The mediator’s responsibilities include timing the session, making sure that one party does not dominate, beginning to identify the core issues and trying to create the will to settle; that is, moving people from accusations about what happened in the past towards what might be desirable in the future. If you think that you have achieved this will, move on to the next stage.

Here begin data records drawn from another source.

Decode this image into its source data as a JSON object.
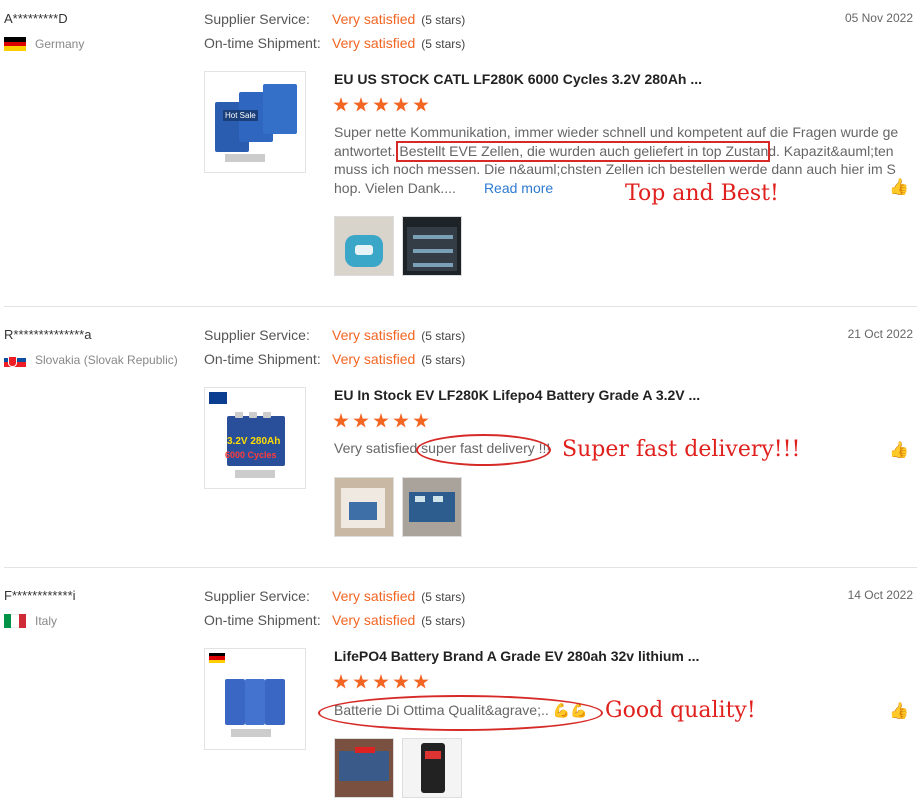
{
  "labels": {
    "supplier": "Supplier Service:",
    "shipment": "On-time Shipment:"
  },
  "reviews": [
    {
      "buyer": "A*********D",
      "country": "Germany",
      "date": "05 Nov 2022",
      "supplier_rating": "Very satisfied",
      "supplier_stars": "(5 stars)",
      "shipment_rating": "Very satisfied",
      "shipment_stars": "(5 stars)",
      "product_title": "EU US STOCK CATL LF280K 6000 Cycles 3.2V 280Ah ...",
      "body_lines": [
        "Super nette Kommunikation, immer wieder schnell und kompetent auf die Fragen wurde ge",
        "antwortet. Bestellt EVE Zellen, die wurden auch geliefert in top Zustand. Kapazit&auml;ten",
        "muss ich noch  messen. Die n&auml;chsten Zellen ich bestellen werde dann auch hier im S",
        "hop. Vielen Dank...."
      ],
      "read_more": "Read more",
      "annotation": "Top and Best!",
      "thumb_label": "Hot Sale"
    },
    {
      "buyer": "R**************a",
      "country": "Slovakia (Slovak Republic)",
      "date": "21 Oct 2022",
      "supplier_rating": "Very satisfied",
      "supplier_stars": "(5 stars)",
      "shipment_rating": "Very satisfied",
      "shipment_stars": "(5 stars)",
      "product_title": "EU In Stock EV LF280K Lifepo4 Battery Grade A 3.2V ...",
      "body_lines": [
        "Very satisfied super fast delivery !!!"
      ],
      "annotation": "Super fast delivery!!!",
      "thumb_label": "3.2V 280Ah",
      "thumb_label2": "6000 Cycles"
    },
    {
      "buyer": "F************i",
      "country": "Italy",
      "date": "14 Oct 2022",
      "supplier_rating": "Very satisfied",
      "supplier_stars": "(5 stars)",
      "shipment_rating": "Very satisfied",
      "shipment_stars": "(5 stars)",
      "product_title": "LifePO4 Battery Brand A Grade EV 280ah 32v lithium ...",
      "body_lines": [
        "Batterie Di Ottima Qualit&agrave;.."
      ],
      "emoji": "💪💪",
      "annotation": "Good quality!"
    }
  ],
  "icons": {
    "like": "thumbs-up-icon",
    "star": "star-icon"
  },
  "colors": {
    "accent": "#f26522",
    "annotation": "#e0201d",
    "link": "#2e7bd0"
  }
}
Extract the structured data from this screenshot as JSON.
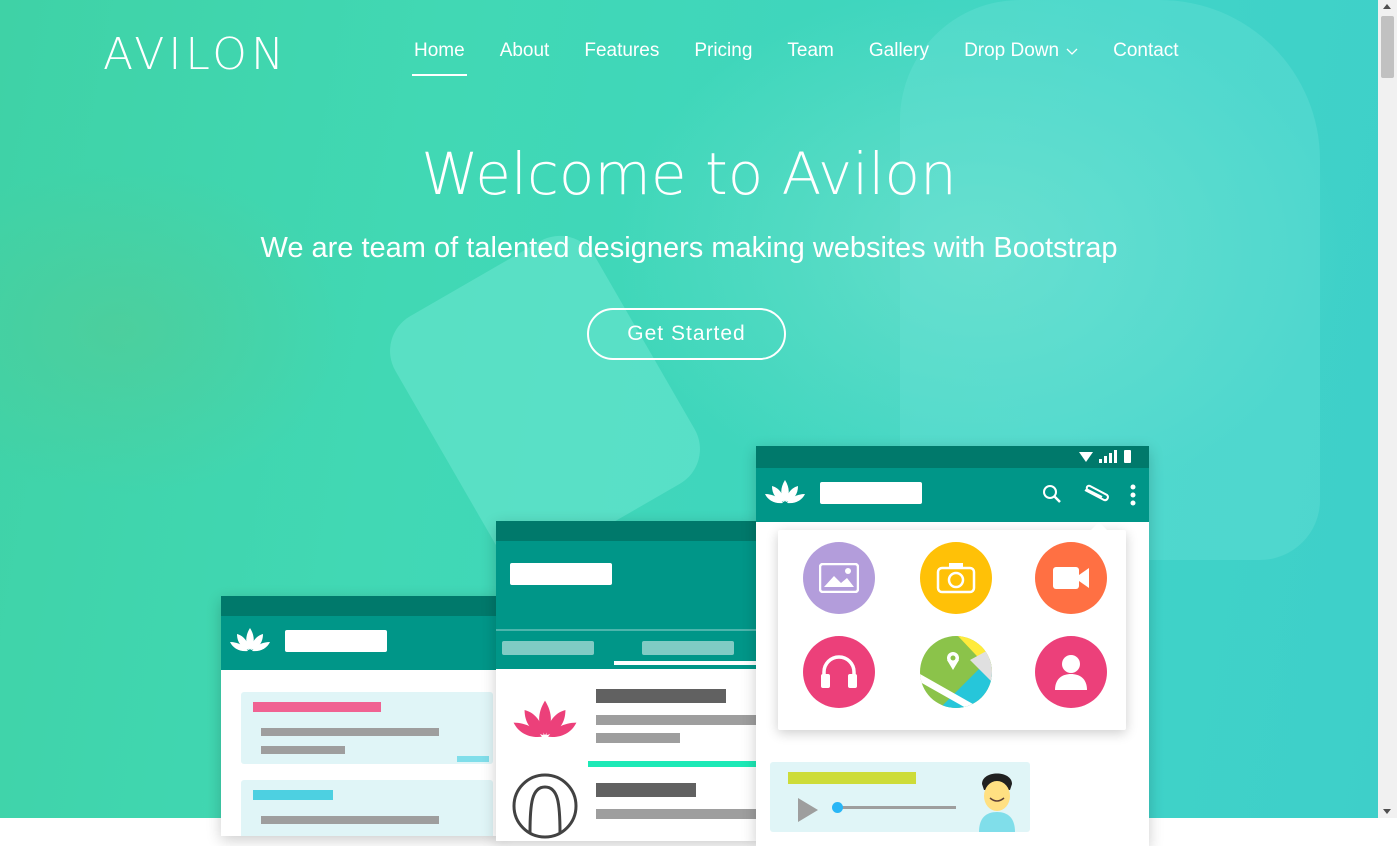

Stage 4: Building Agreement

Encourage the disputants to find their own solution, guide them to concentrate on the future rather than past ill feelings, incorporate the needs of both parties (check if a win-win outcome is possible), and agree on a course of action.

Stage 5: Formalization

Write and sign an agreement.

Role of A Mediator

The role of the mediator consists of the following:

  1. Prepare the room and the seating arrangements.
  2. Prepare the welcoming statement and agree on divisions of work.
  3. Take notes during the process and ensure uninterrupted time.
  4. Summarize and restate what was presented by the two parties.
  5. Encourage the parties to identify behavior/structure and introduce the changes they would like to happen.
    • It is their problem- after listening to the other side, ask if they have any solutions.
    • Suggest "what if" scenarios.
  6. Attempt to get parties to review advantages/disadvantages of any tentative agreement.
  7. Write out the agreement and obtain signatures. Make sure that the agreement is as specific as possible, allow for review or progress in the future, and identify points of disagreement still to be resolved.
  8. Prepare a closing statement

Exercise:

Organizational Conflict – Mediation Role Play

In the following exercise participants are asked to play the role of the mediator between the two parties involved in an organizational conflict. They are instructed to take notes while doing the job of all the above mentioned rules of mediation.

Instructions – (position of the parties involved):

  • Position of the manager:
  1. You are an experienced manager who has been appointed to take charge of a rural economic development agency that has been in existence for five years.
  2. Before your arrival the agency had been very loosely organized, with no clear lines of management, accountability or divisions of labor. It was staffed by enthusiastic young people with good intentions but little practical experience of running an organization.
  3. There have been complaints by funding agencies and other important partners that they have found it difficult to get clear answers to queries and that they have suffered serious delays in decision making.
  4. Your task is to take this organization on to a new level of efficiency and competency, establishing a clear line of management and divisions of labor, and efficient decisions-making systems. If you fail in this, you fear the agency will degenerate into a nest of patronage, corruption and gross incompetence.
  • Position of the staff:
  1. You have been working for a rural economic development agency for five years. There is a group of you who has been with the agency since it started. Part of your job is to promote rural cooperatives and you believe in the values of bottom-up participation, which you have all practiced through joint decision-making and a free flow of information.
  2. The directors appointed a manager six month ago. He has experience of working in commercial organizations.
  3. He began to arrange high-level meetings and made important policy decisions without consulting the staff, and began to control the flow of information.
  4. You have begun to feel devalued and excluded. You feel that the new manager is arrogant and elitist. Your fear that, if something is not done, all the good will that has been established with the local people will be lost and all your work over the past five years will come to nothing.

[From this point the participants proceed to engage in role-playing mediation.]